Estaba a más de medio camino y su respiración volvía ser entrecortada. Tras ellos, la voz debía de haber corrido hasta los muelles, pues algunos hombres estaban saltando sobre la lancha armada. Rafael tenía los brazos cansados, pero se obligó a seguir. Thais le observaba con una extraña expresión de dolor en el rostro. Sus brazos flaqueaban pero Rafael se esforzó aún más, deseando ardientemente que la barca fuera más rápido, como si su deseo pudiera darle más brío. El motor de la lancha se puso en marcha con un rugido. Aesonia pronto los vería.

Los atacantes estaban trepando por los escombros del palacio salassano. Parecía haber alguna resistencia, aunque era irrisoria.

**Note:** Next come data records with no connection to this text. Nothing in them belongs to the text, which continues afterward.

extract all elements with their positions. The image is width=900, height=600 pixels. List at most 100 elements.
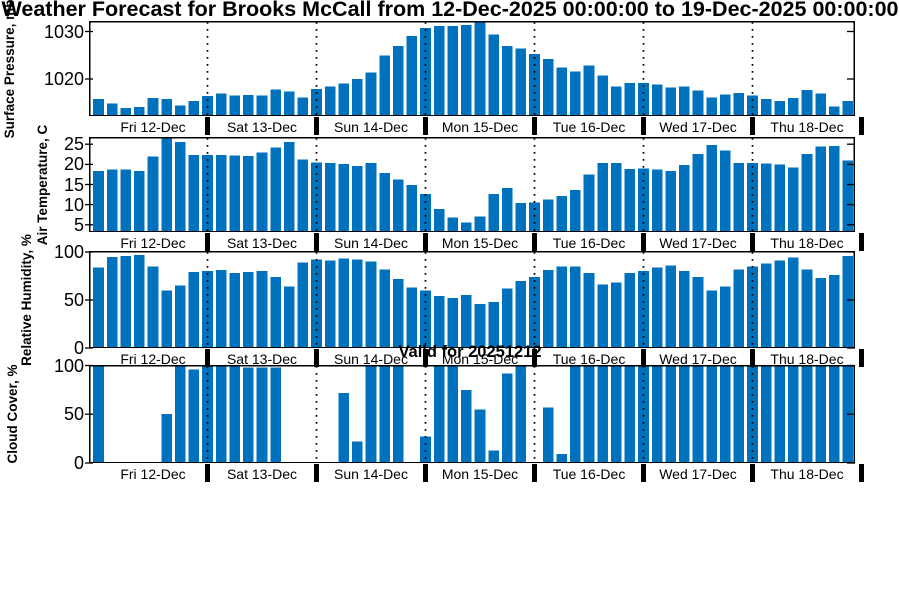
- relative-humidity-bar: [270, 276, 281, 348]
- air-temperature-bar: [515, 203, 527, 232]
- day-divider: [423, 464, 428, 482]
- relative-humidity-bar: [338, 258, 350, 348]
- surface-pressure-bar: [597, 75, 608, 117]
- air-temperature-bar: [529, 202, 540, 232]
- cloud-cover-bar: [474, 409, 486, 463]
- surface-pressure-bar: [801, 89, 813, 117]
- day-label: Sun 14-Dec: [334, 119, 408, 135]
- cloud-cover-bar: [815, 365, 826, 463]
- surface-pressure-bar: [774, 100, 786, 116]
- surface-pressure-bar: [610, 86, 622, 116]
- cloud-cover-bar: [270, 367, 281, 463]
- air-temperature-bar: [665, 170, 677, 232]
- day-divider: [205, 233, 210, 251]
- relative-humidity-bar: [610, 282, 622, 348]
- relative-humidity-bar: [719, 286, 731, 348]
- day-label: Tue 16-Dec: [552, 351, 626, 367]
- air-temperature-bar: [93, 171, 104, 232]
- cloud-cover-bar: [215, 365, 227, 463]
- air-temperature-bar: [215, 155, 227, 232]
- air-temperature-bar: [842, 160, 854, 232]
- air-temperature-bar: [774, 164, 786, 232]
- air-temperature-bar: [243, 155, 254, 232]
- relative-humidity-bar: [542, 270, 554, 348]
- cloud-cover-bar: [174, 365, 186, 463]
- cloud-cover-bar: [447, 365, 459, 463]
- air-temperature-bar: [692, 153, 704, 232]
- relative-humidity-bar: [379, 269, 390, 348]
- air-temperature-bar: [788, 167, 799, 232]
- air-temperature-bar: [406, 184, 418, 232]
- relative-humidity-bar: [161, 290, 172, 348]
- cloud-cover-bar: [760, 365, 772, 463]
- cloud-cover-bar: [624, 365, 636, 463]
- air-temperature-bar: [610, 162, 622, 232]
- surface-pressure-bar: [529, 53, 540, 116]
- air-temperature-bar: [433, 209, 445, 232]
- day-divider: [641, 117, 646, 135]
- air-temperature-bar: [461, 222, 472, 232]
- day-label: Fri 12-Dec: [120, 466, 186, 482]
- air-temperature-bar: [283, 141, 295, 232]
- air-temperature-frame: [88, 136, 856, 233]
- air-temperature-bar: [379, 173, 390, 232]
- surface-pressure-bar: [297, 97, 309, 116]
- cloud-cover-bar: [161, 414, 172, 463]
- day-label: Wed 17-Dec: [659, 351, 737, 367]
- relative-humidity-bar: [93, 267, 104, 348]
- air-temperature-bar: [188, 155, 200, 232]
- surface-pressure-bar: [665, 87, 677, 116]
- relative-humidity-bar: [461, 295, 472, 348]
- cloud-cover-bar: [679, 365, 690, 463]
- surface-pressure-bar: [243, 95, 254, 116]
- day-divider: [859, 349, 864, 367]
- day-label: Mon 15-Dec: [441, 235, 519, 251]
- air-temperature-bar: [679, 164, 690, 232]
- day-label: Sat 13-Dec: [226, 466, 298, 482]
- surface-pressure-bar: [488, 34, 499, 116]
- day-label: Fri 12-Dec: [120, 119, 186, 135]
- relative-humidity-bar: [256, 271, 268, 348]
- cloud-cover-bar: [420, 436, 431, 463]
- y-tick-label: 5: [73, 214, 84, 235]
- cloud-cover-bar: [392, 365, 404, 463]
- air-temperature-bar: [719, 150, 731, 232]
- relative-humidity-bar: [774, 260, 786, 348]
- cloud-cover-bar: [256, 367, 268, 463]
- day-label: Thu 18-Dec: [770, 235, 844, 251]
- surface-pressure-bar: [379, 55, 390, 116]
- cloud-cover-bar: [188, 369, 200, 463]
- relative-humidity-bar: [556, 266, 568, 348]
- surface-pressure-bar: [815, 93, 826, 116]
- day-divider: [205, 349, 210, 367]
- day-label: Thu 18-Dec: [770, 466, 844, 482]
- day-label: Wed 17-Dec: [659, 119, 737, 135]
- relative-humidity-bar: [788, 257, 799, 348]
- surface-pressure-bar: [556, 67, 568, 116]
- surface-pressure-bar: [174, 105, 186, 116]
- day-label: Tue 16-Dec: [552, 235, 626, 251]
- relative-humidity-bar: [679, 271, 690, 348]
- surface-pressure-bar: [719, 94, 731, 117]
- day-divider: [423, 117, 428, 135]
- day-divider: [750, 117, 755, 135]
- y-tick-label: 1030: [43, 21, 84, 42]
- air-temperature-bar: [420, 194, 431, 232]
- air-temperature-bar: [638, 168, 649, 232]
- relative-humidity-bar: [406, 287, 418, 348]
- relative-humidity-bar: [106, 256, 118, 348]
- surface-pressure-bar: [134, 106, 145, 116]
- relative-humidity-bar: [570, 266, 581, 348]
- relative-humidity-bar: [665, 265, 677, 348]
- day-divider: [750, 233, 755, 251]
- surface-pressure-bar: [474, 21, 486, 117]
- air-temperature-bar: [474, 216, 486, 232]
- day-divider: [423, 233, 428, 251]
- surface-pressure-bar: [842, 100, 854, 116]
- day-label: Tue 16-Dec: [552, 466, 626, 482]
- surface-pressure-bar: [760, 98, 772, 116]
- day-label: Wed 17-Dec: [659, 466, 737, 482]
- cloud-cover-bar: [515, 365, 527, 463]
- air-temperature-bar: [352, 165, 363, 232]
- y-tick-label: 20: [63, 154, 84, 175]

La lancha se estaba moviendo, con su motor de éter sonando enloquecidamente y girando en un amplio círculo hasta apuntar a Rafael con la proa. Rafael no lo conseguiría. No a la velocidad que iba la lancha. Pero el espacio que había entre él y la orilla se había acortado más por la parte del palacio en llamas y medio en ruinas que estaba al lado del de Salassa y que había sido impactado por uno de los primeros morteros. Podría desviarse y salir por allí.

Y eso fue lo que hizo, se desvió y remó con desesperación, observando decrecer la distancia. Sesenta pasos, cincuenta, cuarenta, treinta. La lancha sólo estaba a algunas esloras tras ellos, haciendo rugir sus motores. Delante de él pudo ver soldados con armaduras blancas luchando. Algunos tribunos, algunos canteni, pero en su mayoría eran rozzini de rojo y marrón.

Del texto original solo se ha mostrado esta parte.